J Theor Biol. 2011 Apr 21;275(1):21-8. doi: 10.1016/j.jtbi.2011.01.028. Epub 2011 Jan 26.
In 1996 Arquès and Michel [1996. A complementary circular code in the protein coding genes. J. Theor. Biol. 182, 45-58] discovered the existence of a common circular code in eukaryote and prokaryote genomes. Since then, circular code theory has provoked great interest and underwent a rapid development. In this paper we discuss some theoretical issues related to the synchronization properties of coding sequences and circular codes with particular emphasis on the problem of retrieval and maintenance of the reading frame. Motivated by the theoretical discussion, we adopt a rigorous statistical approach in order to try to answer different questions. First, we investigate the covering capability of the whole class of 216 self-complementary, C(3) maximal codes with respect to a large set of coding sequences. The results indicate that, on average, the code proposed by Arquès and Michel has the best covering capability but, still, there exists a great variability among sequences. Second, we focus on such code and explore the role played by the proportion of the bases by means of a hierarchy of permutation tests. The results show the existence of a sort of optimization mechanism such that coding sequences are tailored as to maximize or minimize the coverage of circular codes on specific reading frames. Such optimization clearly relates the function of circular codes with reading frame synchronization.
1996 年,Arquès 和 Michel [1996. 蛋白质编码基因中的互补环状密码。

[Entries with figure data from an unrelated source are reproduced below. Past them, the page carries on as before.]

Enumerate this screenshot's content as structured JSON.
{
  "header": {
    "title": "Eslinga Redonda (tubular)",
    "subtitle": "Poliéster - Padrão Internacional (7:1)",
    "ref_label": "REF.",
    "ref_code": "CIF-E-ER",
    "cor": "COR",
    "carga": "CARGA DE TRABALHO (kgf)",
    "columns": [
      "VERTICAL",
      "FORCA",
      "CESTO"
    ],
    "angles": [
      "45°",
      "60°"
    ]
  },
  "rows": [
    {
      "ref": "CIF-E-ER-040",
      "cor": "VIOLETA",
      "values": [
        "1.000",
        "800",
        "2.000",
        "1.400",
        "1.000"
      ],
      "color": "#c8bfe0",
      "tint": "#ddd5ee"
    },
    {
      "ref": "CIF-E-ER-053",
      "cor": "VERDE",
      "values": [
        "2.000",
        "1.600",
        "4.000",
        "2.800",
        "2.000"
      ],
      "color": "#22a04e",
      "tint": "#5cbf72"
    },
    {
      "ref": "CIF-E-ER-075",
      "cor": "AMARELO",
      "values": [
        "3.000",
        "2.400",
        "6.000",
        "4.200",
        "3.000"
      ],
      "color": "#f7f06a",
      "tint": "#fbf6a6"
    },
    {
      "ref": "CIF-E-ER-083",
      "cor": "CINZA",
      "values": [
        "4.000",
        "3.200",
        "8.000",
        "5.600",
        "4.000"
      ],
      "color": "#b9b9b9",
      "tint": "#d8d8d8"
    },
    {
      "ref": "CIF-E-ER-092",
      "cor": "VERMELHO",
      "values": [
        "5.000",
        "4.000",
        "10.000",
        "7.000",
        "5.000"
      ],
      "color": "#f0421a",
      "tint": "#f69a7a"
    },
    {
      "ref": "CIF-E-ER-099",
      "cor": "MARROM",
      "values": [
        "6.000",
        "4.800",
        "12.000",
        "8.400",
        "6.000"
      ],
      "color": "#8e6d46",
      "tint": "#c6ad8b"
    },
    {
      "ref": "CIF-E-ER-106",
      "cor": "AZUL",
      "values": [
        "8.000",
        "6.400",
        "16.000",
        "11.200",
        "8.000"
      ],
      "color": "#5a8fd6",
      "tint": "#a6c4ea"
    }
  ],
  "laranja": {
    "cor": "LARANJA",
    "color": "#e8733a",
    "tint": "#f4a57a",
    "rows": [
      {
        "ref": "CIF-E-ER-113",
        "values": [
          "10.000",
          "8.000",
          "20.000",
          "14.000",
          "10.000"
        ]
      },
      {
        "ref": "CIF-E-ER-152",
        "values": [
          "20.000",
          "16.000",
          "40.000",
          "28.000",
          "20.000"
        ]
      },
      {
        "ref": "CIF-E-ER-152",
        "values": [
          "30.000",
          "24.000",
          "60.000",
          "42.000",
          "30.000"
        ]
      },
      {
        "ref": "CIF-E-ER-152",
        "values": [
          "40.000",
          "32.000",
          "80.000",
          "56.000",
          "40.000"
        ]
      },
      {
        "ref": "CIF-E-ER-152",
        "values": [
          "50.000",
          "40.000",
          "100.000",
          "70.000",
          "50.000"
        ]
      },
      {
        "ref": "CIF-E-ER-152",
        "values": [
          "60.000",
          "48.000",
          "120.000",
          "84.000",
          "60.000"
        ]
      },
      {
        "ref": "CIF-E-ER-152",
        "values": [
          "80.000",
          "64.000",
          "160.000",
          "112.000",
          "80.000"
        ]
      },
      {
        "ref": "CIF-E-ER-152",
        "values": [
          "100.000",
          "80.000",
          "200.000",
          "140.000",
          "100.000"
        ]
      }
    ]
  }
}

J. 理论生物学 182, 45-58] 发现真核生物和原核生物基因组中存在共同的环状密码。从那时起,环状密码理论引起了极大的兴趣,并经历了快速发展。在本文中,我们讨论了与编码序列和环状密码同步特性相关的一些理论问题,特别强调了阅读框的检索和维护问题。受理论讨论的启发,我们采用了严格的统计方法,试图回答不同的问题。首先,我们调查了整个 216 个自互补的 C(3)最大码类对一大组编码序列的覆盖能力。结果表明,平均而言,Arquès 和 Michel 提出的代码具有最佳的覆盖能力,但序列之间仍然存在很大的可变性。其次,我们专注于这种代码,并通过一系列排列检验探索比例的作用。结果表明存在一种优化机制,使编码序列能够针对特定阅读框架最大化或最小化环状代码的覆盖范围。这种优化机制明确地将环状代码的功能与阅读框同步联系起来。